I'm going to pretend this wasn't a terrible trivial question, and actually discuss the interesting parts of doing this in assembly language (instead of letting a compiler optimize it for you).
In asm, you could do it like you would in any other language. However, if you're programming for a machine with vector instructions, you can and should use them. Compilers will usually do this for you, but in asm you have to do it yourself.
Since the main reason for writing code in asm is high performance, let's consider some of the issues:
Without vector instructions, it might or might not be a good idea to use a conditional-move to do the usual x=max(x, a[i])
. cmov
would introduce a loop-carried dependency, which might hurt performance more than the occasional branch mispredict. (google for more about this).
Branch mispredicts are probably not frequent when finding the max, unless your values are noisy but on average increasing. (e.g. a new max is seen every 1 to 10 elements would be near worst-case.) Otherwise, you probably tend to go for a long time either always seeing a new max or never seeing a new max.
x86 has vector min/max instructions that work like a cmp/cmov on a per-element basis.
So if your array is made up of 32bit signed integers, you could use start by loading the first 4 elements into a vector register (say xmm0
), then use add rsi, 16 / PMAXSD xmm0, [rsi]
inside a loop to do 4 packed x=max(x,src)
operations. PMAXSD
in English is: Packed(integer) Max of Signed DWord elements. See the links in the x86 wiki for reference guides. PMAXSD
is part of SSE4.1, so it's only supported on CPUs with that feature-bit.
If your array was made up of uint8_t
elements, you'd use PMINUB
(Packed(int) Min of Unsigned Byte elements). PMIN/MAXUB
and PMIN/MAXSW
are in SSE2, so they're baseline for x86-64 (and for x86-32 on OSes which require new enough hardware with SSE2 support).
After looping over the array (maybe using PALIGNR or PSRLDQ to handle the last non-multiple-of-16B bit of the array), you'll have 4 elements in your accumulator vector. Each one is the max of every 4th element, for four different offsets. To get the overal max, you need to horizontally find the max element in the vector.
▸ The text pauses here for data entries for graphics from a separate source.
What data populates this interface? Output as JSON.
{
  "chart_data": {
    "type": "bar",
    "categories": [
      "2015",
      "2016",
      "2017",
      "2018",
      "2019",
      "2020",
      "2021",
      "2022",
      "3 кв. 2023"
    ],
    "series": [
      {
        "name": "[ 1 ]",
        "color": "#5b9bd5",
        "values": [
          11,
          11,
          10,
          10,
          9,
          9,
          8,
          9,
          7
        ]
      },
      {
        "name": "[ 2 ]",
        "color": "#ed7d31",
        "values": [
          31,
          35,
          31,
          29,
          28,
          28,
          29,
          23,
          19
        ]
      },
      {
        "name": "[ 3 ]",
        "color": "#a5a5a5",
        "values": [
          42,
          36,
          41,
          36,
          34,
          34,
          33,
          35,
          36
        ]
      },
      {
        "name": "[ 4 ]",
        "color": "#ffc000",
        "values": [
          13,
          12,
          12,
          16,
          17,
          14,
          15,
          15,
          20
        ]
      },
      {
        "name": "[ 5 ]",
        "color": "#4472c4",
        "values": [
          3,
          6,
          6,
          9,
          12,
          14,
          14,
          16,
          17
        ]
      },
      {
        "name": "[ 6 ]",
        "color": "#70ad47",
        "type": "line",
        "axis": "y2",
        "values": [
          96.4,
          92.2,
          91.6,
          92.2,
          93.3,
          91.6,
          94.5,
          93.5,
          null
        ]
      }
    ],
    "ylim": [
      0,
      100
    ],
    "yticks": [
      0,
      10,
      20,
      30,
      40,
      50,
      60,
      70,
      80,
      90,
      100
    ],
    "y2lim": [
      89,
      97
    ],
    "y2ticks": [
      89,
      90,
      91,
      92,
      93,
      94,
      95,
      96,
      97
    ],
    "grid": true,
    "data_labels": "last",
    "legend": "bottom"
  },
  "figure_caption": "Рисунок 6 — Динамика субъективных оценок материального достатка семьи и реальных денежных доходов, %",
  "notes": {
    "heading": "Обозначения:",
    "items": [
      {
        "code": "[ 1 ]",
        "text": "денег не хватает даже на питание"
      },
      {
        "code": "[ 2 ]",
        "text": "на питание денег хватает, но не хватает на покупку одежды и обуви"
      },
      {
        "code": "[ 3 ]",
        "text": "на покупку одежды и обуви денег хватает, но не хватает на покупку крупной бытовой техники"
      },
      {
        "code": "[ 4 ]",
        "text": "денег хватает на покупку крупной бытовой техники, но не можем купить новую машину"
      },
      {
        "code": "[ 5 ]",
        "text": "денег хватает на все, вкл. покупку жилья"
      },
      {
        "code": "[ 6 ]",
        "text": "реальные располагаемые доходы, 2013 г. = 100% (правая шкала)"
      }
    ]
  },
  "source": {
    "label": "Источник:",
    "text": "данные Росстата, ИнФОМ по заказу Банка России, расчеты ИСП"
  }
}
Do this by shuffling it (e.g. byte-shifting it right, so the high two elements move to the position of the low two elements), then and comparing it using PMAXSD
against the un-shuffled value. Then repeat the process, to get the max of the last two elements.
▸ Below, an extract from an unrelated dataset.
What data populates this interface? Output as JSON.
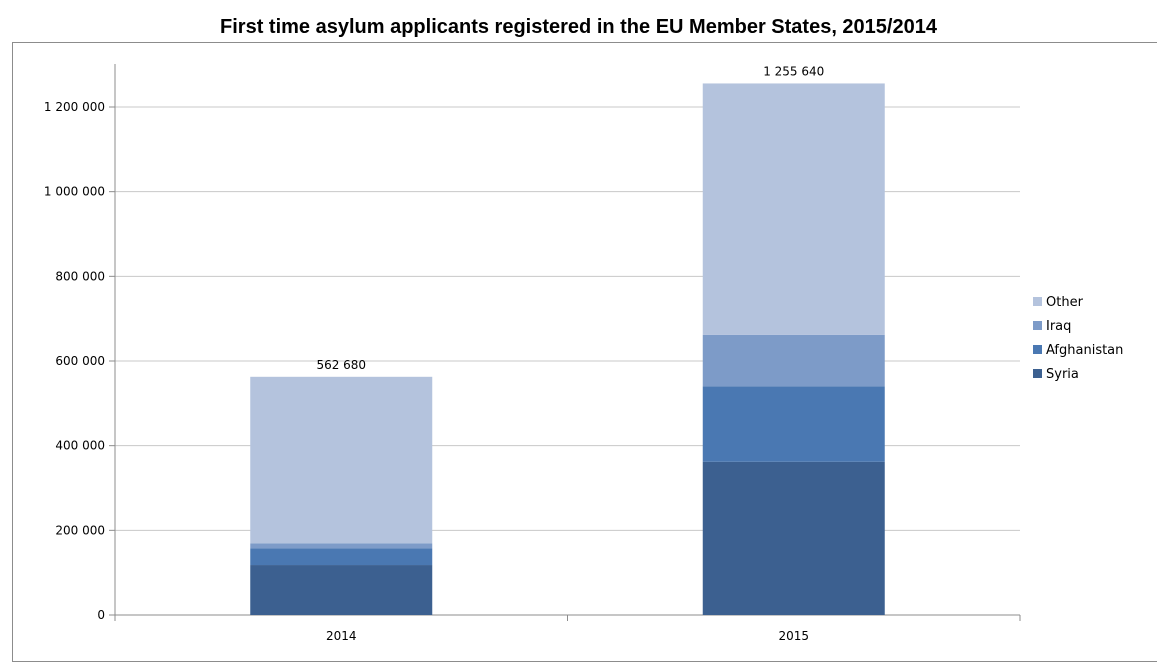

Now you can store that 32bit int to memory, or use movd
to transfer it directly from xmm0
to eax
as a function return value.
There's some room for improvement here, since even though pmaxsd
has a latency of one cycle (Intel Haswell for example), it has a throughput of 2 per cycle. So ideally we can sustain a throughput of two PMAX per clock, with memory operands. (Since Intel SnB and onward have two load ports, L1 cache can keep up with this.) We need to use multiple accumulators to allow parallel operation. (And then PMAX all the accumulators together at the end, before doing the horizontal operation).
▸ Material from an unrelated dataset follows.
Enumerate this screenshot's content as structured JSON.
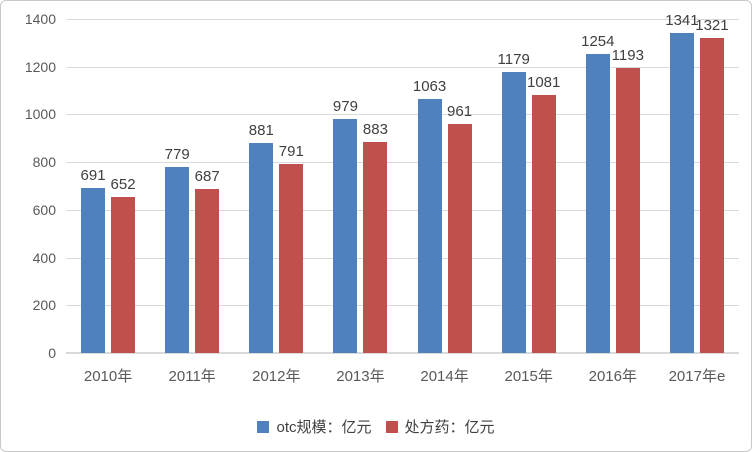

;;; probably buggy, use at your own risk. edits welcome
global max_array
max_array:
; function args: int *rsi, uint64_t rdi
; requirements: src is aligned on a 16B boundary, size is a multiple of 32bytes (8 elements), and >=8 on entry
; TODO: support unaligned with some startup code, and a partial final iteration with some cleanup
lea rdx, [rsi + 4*rdi] ; end pointer
movdqa xmm0, [rsi] ; two accumulators
movdqa xmm1, [rsi + 16]
add rsi, 32
cmp rsi, rdx
jae .out ; early exit if we shouldn't run the loop even once. unsigned compare for addresses
.loop:
pmaxsd xmm0, [rsi]
pmaxsd xmm1, [rsi+16]
add rsi, 32
cmp rsi, rdx ;; loop is 4 uops on Intel, since this cmp/branch macro-fuses
jb .loop
.out:
;; TODO: cleanup code to handle any non-multiple-of-8 iterations.
pmaxsd xmm0, xmm1
movhlps xmm1, xmm0 ; xmm0 = { d, c, b, a}. xmm1 = { d, c, d, c }
pmaxsd xmm0, xmm1 ; xmm0 = { d, c, max(d,b), max(c, a) }
; if we were using AVX 3-operand instructions, we'd use PSRLDQ and another pmax because it's easy.
; do the final stage of horizontal MAX in integer registers, just for fun.
; pshufd/pmax to do the last level would be faster than this shld/cmp/cmov.
movq rax, xmm0 ; rax = { max(d,b), max(c,a) }
; two-reg shift to unpack rax into edx:eax (with garbage in the high half of both)
shld rdx, rax, 32 ; rax = unchanged (eax=max(c,a)), edx = max(d,b).
cmp edx, eax
cmovg eax, edx ; eax = max( max(c,a), max(d,b) )
ret
In theory, this runs at one iteration per clock on Intel SnB-family microarchitectures. 4 fused-domain uops per clock saturates the pipe, but unrolling more (and using more accumulators) just makes the cleanup code for a non-toy version of this a bigger headache.